Bull (Photo: Samuel Goldwyn Films & Bert Marcus Film)

BULL
★★★ (out of four)
DIRECTED BY Annie Silverstein
STARS Rob Morgan, Amber Havard

It sounds like the sort of general outline that could power five seasons of a highly rated yet utterly imbecilic sitcom. After trashing a residential house alongside her friends, a 14-year-old girl is forced to make amends by performing chores for its owner, an aging bull rider so far down the ladder that he occasionally has to dress up as a clown for the amusement of the rodeo crowds. But through tears and (canned studio) laughter, the unlikely pair forge a strong bond while also taking time out for cloying sentimentality and wretched double entendres (“Oh, when you mentioned mounting something, you meant the bull!”). Say, isn’t it time for Charlie Sheen to get back on prime-time television?

Thankfully, this premise didn’t get wasted on a CBS executive. Instead, it’s the brainchild of writer-director Annie Silverstein, making her feature film debut with Bull after a decade-plus of working on short films and documentaries. Admittedly, movies about odd couples have been playing theaters even before the heyday of Jack Lemmon and Walter Matthau, and Bull could even be accused of remaining too conventional with its narrative choices. Yet what marks the picture as unique is its raw and unforced nature, more slice-of-life than sleight-of-cinema. Each scene flows naturally into the next, and Silverstein, co-scripting with Johnny McAllister, doesn’t make any sudden moves by introducing unconvincing artifice.

As befits her central characters, Silverstein cast accordingly, picking veteran Rob Morgan (Officer Powell on Stranger Things, the Jackson family patriarch in Mudbound) to portray the seasoned bull rider Abe Turner and newcomer Amber Havard to play the inexperienced teenager Kris.

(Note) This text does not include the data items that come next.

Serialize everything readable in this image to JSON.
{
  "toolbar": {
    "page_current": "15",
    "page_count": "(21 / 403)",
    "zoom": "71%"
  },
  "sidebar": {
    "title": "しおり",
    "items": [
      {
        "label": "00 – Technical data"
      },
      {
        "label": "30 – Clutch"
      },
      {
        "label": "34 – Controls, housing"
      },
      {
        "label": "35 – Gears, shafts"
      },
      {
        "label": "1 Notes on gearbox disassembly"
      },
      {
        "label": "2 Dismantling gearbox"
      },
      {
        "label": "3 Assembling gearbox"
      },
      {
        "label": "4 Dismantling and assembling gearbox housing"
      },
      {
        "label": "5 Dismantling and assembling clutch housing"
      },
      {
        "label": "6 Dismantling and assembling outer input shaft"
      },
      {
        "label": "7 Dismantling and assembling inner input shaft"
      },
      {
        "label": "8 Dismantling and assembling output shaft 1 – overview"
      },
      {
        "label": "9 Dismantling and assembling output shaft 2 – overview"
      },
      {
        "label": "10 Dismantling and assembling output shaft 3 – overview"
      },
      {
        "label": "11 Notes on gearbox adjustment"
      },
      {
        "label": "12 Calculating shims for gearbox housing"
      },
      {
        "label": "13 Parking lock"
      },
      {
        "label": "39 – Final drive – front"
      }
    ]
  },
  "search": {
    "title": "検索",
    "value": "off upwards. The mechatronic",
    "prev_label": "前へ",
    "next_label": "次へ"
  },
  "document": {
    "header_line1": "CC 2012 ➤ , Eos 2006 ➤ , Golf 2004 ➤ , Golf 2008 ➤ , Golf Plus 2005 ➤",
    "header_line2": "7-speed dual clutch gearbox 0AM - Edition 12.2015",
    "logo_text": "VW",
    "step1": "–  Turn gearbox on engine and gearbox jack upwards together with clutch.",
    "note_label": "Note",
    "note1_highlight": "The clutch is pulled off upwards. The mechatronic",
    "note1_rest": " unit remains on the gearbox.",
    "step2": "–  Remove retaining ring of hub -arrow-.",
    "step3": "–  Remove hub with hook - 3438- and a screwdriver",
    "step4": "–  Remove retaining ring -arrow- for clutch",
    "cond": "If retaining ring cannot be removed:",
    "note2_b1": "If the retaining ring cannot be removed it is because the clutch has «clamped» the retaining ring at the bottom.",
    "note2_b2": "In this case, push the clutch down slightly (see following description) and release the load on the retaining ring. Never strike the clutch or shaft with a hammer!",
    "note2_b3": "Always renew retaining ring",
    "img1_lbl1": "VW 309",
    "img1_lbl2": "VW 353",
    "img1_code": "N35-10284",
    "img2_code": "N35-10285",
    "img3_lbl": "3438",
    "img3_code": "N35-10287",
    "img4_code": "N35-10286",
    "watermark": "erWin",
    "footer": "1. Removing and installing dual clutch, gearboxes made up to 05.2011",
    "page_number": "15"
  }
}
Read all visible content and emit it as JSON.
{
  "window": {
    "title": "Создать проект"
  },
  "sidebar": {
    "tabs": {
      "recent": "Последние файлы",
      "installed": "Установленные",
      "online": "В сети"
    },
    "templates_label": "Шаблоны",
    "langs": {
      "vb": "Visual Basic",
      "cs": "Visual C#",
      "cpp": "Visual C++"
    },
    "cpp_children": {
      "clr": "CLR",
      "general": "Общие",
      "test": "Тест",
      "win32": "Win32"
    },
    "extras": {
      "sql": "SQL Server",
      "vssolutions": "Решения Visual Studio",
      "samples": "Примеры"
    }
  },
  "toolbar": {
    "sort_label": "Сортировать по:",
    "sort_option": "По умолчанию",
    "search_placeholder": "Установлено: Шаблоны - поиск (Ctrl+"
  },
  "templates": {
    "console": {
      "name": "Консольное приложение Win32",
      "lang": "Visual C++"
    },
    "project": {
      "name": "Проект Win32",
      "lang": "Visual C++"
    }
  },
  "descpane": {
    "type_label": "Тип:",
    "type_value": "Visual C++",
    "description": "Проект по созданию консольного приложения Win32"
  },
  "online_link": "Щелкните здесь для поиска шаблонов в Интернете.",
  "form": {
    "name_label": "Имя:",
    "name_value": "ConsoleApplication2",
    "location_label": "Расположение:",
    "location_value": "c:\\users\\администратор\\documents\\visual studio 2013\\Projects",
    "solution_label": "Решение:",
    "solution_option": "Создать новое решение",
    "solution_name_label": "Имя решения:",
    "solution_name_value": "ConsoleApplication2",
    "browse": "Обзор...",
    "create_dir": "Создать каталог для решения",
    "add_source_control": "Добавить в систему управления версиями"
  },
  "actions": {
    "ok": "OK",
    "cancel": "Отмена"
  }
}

Although both live in the same neighborhood in an impoverished part of Houston, each might as well be existing in a different universe. Rob is a former bull rider who’s now been relegated to performing less exciting though equally difficult functions on the rodeo circuit; he can’t get through a day without pain pills, but he also knows there’s nothing else out there for him outside of this lifestyle.

BULL FILM feat. Rob Morgan and Amber Havard (c) Bert Marcus Film
Amber Havard and Rob Morgan in Bull (Photo: Bert Marcus Film)

Meanwhile, Kris and her younger sister live with their grandmother, since their mother is presently serving a jail sentence. A bored teen who seems destined to follow in her mom’s incarcerated footsteps, Kris appears to get a head start on that path when, knowing that Rob will be out of town and knowing he has a cabinet full of liquor, she invites her ne’er-do-well friends to break into his home. Rob catches her the next morning on his now-wrecked property, but rather than have her sent to jail, he decides to let her work off the debt. For her part, Kris prefers the alternative, asking a police officer, “Can’t you just take me to juvie?”

This is a bleak world, to be sure, and Silverstein doesn’t shy away from its ugliness. A couple of white characters use the N-word when talking about Rob, and Amber’s future prospects seem to be limited to selling drugs for local sleazebags or performing tricks in various yahoos’ pickup trucks. So it’s hardly a surprise that she reacts positively when Rob allows her to tag along on his rodeo excursions. This is a new and exciting world for her, and she instantly dreams of becoming a professional bull rider. But given her lot in life, this ambition seems more likely to morph into one of Langston Hughes’ dreams deferred than blossom into an uplifting Rocky underdog tale.

Although it meanders in spots — the scenes involving Rob’s old flame (Yolanda Ross) are curiously flat and could have been excised without losing anything of real import — Bull generally captivates with a number of indelibly realized sequences. The bits between Kris and her jailbird mom are particularly sharp, including a heartbreaker of a moment when daughter accuses mother of wanting to remain behind bars so she won’t have to spend time with her. And while the milieu of Bull seems insular and shut off from the rest of the nation, there’s a striking shot when an angry Rob grabs Kris by the arm and immediately lets go when a car whizzes by, remembering his precarious standing as a black man in present-day Amerikkka.

To say that Bull is a movie bereft of hope would be inaccurate. It’s certainly there, but it does require some coaxing to come out.

(Bull is now available on Amazon Prime and other streaming services.)